Et pourtant, il est arrivé qu’une cérémonie de béatification, celle du père
Léon Dehon, dont la date avait pourtant été fixée, soit ensuite renvoyée
sine die…
SARAIVA MARTINS: Cette décision a été prise pour pouvoir mieux étudier la
question, à cause des polémiques qui s’étaient déchaînées à propos de
l’antisémitisme supposé du père Léon. Personnellement, je pense qu’il s’agit
d’accusations injustes et anachroniques, et j’espère que Dehon accédera le
plus tôt possible à l’honneur de l’auréole.
Vous faisiez tout à l’heure allusion au fait qu’il y a eu des problèmes pour
la béatification de Pie IX…
SARAIVA MARTINS: Dans ce cas, c’est une question d’opportunité liée à des
appréciations de type politiques qui a joué. Il y avait des courants
historiographiques particulièrement hostiles à Pie IX et c’est pour cela que
le décret concernant le miracle est resté bloqué pendant un certain nombre
d’années. Mais ensuite, après avoir demandé un avis à la Conférence
épiscopale italienne, avis qui s’est avéré favorable, on a décidé que ces
réserves n’avaient plus de raison d’être, d’autant plus que, lorsque l’on
“béatifie” un serviteur de Dieu – et cela vaut pour Pie IX, mais pas
seulement pour lui –, on ne béatifie pas ses idées politiques, qu’elles
soient juste ou fausses.
Il est arrivé naguère à notre directeur de se demander si, pour ouvrir les
causes de béatification concernant les papes, il ne serait pas opportun
d’attendre non pas cinq ans, mais cinquante ans après leur mort…

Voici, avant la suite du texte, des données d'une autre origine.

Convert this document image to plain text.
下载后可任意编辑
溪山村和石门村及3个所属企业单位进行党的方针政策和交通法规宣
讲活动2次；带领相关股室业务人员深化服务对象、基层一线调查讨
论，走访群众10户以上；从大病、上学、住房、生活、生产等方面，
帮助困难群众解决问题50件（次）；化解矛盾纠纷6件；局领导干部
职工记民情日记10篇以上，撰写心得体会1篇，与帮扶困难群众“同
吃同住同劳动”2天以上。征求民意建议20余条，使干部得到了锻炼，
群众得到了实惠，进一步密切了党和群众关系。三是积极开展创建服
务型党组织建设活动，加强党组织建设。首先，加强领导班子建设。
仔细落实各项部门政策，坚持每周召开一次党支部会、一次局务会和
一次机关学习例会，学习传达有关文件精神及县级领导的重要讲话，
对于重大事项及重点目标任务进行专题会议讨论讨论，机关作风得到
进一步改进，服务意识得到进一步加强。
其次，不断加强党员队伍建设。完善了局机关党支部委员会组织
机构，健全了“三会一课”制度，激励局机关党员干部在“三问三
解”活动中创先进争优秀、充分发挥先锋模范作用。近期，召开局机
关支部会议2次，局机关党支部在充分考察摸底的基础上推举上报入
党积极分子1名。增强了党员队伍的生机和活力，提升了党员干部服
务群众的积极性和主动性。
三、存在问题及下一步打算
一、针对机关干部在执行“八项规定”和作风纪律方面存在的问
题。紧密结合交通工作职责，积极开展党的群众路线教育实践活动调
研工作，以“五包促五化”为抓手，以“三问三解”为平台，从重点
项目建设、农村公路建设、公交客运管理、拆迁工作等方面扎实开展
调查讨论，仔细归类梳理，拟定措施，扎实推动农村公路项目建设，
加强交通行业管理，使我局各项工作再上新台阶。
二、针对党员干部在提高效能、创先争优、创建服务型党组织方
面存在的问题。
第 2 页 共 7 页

SARAIVA MARTINS: Sur ce point, la discipline ecclésiastique a changé
plusieurs fois par le passé. Rien n’interdit donc qu’elle ne puisse changer
à nouveau. Il est vrai que les causes qui concernent les papes sont
particulièrement délicates, d’autant plus que, comme chacun sait, leurs
archives ne sont pleinement accessibles qu’après des dizaines d’années. Ce
qui me semble en tous cas important, c’est que dans ce genre de cause, on
soit protégé d’interférences externes, positives et négatives, de la part de
personnes ou d’institutions étrangères au procès. Ces tentatives doivent
être repoussées, et il est clair que si un procès commence au bout de dix ou
vingt ans après la mort, il est plus facile que ce genre d’influences soient
moins fortes, voire inexistantes. Ceci vaut pour les papes, mais aussi pour
les autres.
Vous ne seriez donc pas hostile, en principe, à la prolongation du délai
actuel de cinq ans…
SARAIVA MARTINS: Je pense qu’une décision de ce genre, si elle était prise,
pourrait aider à éviter des formes de pressions inopportunes.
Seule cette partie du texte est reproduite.